In a filing with the US Securities and Exchange Commission, Valic valued Flipkart at $108.04 a share for the quarter that ended in May, down from $142.24 in the same period last year.
Going by the share price set by Valic, Flipkart’s value has dropped from a peak of $15 billion in May last year to $11.4 bn this year. The drastic markdown of 24.1 per cent comes despite Valic marking up the value of the company by 10 per cent in its latest filing, from $98.19 per share in the quarter that ended February 29. Flipkart, whose competitive position has come under attack from US e-commerce giant Amazon, has been subject to markdowns from multiple investors — Morgan Stanley, T Rowe Price, Vanguard and Fidelity. It’s difficult to pinpoint the valuation, as each company sets its own price; it ranges from $10.5 to $13 bn.
“Overall, these are financial cycles that happen in the whole world. I think the internet sector itself is going through a down cycle but as the positive cycles don't last forever, the down cycles also don't last forever,” Flipkart chairman Sachin Bansal had said when their valuation was first marked down.
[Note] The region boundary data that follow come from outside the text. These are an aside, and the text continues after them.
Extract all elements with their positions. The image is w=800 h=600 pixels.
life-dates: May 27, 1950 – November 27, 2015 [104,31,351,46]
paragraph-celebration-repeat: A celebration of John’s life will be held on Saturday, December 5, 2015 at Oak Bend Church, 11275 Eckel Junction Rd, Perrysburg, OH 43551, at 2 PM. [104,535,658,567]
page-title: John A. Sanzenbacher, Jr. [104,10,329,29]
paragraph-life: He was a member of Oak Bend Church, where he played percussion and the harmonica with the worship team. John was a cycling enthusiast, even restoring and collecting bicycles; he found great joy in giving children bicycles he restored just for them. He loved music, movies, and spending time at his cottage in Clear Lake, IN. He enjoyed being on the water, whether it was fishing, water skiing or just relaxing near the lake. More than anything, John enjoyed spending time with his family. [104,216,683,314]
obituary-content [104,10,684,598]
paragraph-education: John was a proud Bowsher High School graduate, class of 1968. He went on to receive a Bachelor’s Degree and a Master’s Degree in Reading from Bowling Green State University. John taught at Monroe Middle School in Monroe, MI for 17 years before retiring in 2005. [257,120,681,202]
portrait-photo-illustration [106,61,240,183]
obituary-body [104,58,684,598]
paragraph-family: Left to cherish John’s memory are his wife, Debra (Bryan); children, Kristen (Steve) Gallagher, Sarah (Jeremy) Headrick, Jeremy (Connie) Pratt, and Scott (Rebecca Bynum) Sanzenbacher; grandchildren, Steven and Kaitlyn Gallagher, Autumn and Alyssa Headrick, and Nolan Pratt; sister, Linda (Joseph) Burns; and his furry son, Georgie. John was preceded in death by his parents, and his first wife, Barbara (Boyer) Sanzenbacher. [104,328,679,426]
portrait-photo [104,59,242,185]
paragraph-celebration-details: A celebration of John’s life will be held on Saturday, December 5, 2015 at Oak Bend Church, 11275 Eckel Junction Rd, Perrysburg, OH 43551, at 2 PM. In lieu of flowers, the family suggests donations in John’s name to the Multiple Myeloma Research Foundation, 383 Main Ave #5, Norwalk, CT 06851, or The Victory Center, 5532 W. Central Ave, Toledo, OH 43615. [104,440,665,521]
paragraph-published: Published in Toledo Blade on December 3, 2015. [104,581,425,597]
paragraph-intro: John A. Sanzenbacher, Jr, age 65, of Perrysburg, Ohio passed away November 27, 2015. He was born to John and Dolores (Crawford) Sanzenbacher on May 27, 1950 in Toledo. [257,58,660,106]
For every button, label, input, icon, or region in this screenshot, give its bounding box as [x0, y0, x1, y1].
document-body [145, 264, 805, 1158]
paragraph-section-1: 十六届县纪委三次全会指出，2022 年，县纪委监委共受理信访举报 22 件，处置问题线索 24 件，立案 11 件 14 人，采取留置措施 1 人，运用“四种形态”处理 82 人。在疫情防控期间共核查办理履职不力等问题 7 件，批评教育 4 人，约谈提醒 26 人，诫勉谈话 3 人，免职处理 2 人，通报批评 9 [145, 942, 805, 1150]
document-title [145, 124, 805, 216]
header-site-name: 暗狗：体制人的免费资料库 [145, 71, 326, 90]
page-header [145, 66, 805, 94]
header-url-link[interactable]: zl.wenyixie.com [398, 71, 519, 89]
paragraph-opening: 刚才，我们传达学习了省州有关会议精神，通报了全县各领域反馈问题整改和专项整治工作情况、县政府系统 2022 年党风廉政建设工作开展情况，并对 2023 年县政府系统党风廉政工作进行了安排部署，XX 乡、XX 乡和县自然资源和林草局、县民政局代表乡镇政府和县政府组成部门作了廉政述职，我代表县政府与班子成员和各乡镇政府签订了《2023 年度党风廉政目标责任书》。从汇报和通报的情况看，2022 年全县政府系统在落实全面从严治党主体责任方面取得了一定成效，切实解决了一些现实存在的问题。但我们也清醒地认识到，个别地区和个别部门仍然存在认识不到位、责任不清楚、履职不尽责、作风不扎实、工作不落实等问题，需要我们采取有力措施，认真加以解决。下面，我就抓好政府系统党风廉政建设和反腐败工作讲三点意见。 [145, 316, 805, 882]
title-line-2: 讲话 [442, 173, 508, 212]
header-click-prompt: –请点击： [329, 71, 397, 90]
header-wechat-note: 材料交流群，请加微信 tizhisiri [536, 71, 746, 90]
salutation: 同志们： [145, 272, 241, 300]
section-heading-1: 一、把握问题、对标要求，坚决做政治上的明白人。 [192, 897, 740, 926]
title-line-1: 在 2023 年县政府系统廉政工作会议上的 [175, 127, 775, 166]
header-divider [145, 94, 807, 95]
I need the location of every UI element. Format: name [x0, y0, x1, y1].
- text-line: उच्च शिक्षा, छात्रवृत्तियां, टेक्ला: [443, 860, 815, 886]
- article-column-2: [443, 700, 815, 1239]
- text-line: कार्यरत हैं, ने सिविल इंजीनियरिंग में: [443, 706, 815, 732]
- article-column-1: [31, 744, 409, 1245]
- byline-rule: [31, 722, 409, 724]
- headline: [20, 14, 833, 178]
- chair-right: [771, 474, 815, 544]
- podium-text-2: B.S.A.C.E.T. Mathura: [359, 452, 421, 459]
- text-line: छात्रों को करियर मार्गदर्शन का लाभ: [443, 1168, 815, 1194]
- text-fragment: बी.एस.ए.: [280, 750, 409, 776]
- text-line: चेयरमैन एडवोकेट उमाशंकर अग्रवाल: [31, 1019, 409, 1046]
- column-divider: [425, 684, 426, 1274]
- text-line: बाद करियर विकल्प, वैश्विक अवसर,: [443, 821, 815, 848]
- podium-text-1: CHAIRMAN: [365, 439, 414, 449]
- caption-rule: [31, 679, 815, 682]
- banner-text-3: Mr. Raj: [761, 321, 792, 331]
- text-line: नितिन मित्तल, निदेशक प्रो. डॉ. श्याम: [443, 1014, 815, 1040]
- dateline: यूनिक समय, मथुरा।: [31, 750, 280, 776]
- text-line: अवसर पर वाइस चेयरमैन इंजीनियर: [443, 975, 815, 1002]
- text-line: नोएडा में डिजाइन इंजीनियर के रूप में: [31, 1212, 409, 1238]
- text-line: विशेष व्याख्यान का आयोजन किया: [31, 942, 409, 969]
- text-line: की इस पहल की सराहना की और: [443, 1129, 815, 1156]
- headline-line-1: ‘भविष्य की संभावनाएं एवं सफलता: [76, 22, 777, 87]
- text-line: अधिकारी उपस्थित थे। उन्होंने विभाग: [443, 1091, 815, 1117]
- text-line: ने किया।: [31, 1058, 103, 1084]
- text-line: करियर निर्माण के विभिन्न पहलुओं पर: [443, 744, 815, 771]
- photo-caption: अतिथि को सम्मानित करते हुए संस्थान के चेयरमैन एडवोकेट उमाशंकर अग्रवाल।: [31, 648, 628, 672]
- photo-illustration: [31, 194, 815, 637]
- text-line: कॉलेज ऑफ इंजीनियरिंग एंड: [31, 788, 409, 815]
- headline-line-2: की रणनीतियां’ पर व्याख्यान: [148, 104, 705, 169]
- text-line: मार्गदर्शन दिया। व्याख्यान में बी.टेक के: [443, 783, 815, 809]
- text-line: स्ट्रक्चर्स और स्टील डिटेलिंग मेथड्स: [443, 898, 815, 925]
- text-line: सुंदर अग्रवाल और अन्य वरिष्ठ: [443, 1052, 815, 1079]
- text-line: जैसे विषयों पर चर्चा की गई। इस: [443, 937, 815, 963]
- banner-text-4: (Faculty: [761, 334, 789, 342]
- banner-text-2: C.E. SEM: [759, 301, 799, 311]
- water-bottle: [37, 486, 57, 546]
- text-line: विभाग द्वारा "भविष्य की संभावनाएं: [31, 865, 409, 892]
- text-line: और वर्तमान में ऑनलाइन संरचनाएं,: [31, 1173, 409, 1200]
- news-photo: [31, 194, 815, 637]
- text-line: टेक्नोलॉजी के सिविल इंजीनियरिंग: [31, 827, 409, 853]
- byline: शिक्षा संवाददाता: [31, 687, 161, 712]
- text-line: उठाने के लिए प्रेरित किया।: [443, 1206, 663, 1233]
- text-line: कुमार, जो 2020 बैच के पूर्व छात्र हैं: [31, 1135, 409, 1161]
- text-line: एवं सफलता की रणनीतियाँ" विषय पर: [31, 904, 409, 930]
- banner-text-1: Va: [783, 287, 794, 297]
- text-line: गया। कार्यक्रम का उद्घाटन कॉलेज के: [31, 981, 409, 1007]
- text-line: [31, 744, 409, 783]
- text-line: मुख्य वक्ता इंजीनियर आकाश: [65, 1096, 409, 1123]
Experts say people shouldn’t read too much into the valuations given by mutual funds and other big investors, since these are often calculated keeping in mind the overall performance of a sector. Prices of e-commerce and information technology stocks have taken a beating after the Initial Public Offers of equity in GoPro and Box weren't well received.
However, while Flipkart might write off these markdowns as a “theoretical exercise” in co-founder Binny Bansal’s words, the drop in value could have adverse effects on the ability to raise money at a valuation higher than its previous round at $15 bn. With Amazon becoming more aggressive in India, it seems the premium Flipkart once demanded for the lead it held is slowly eroding.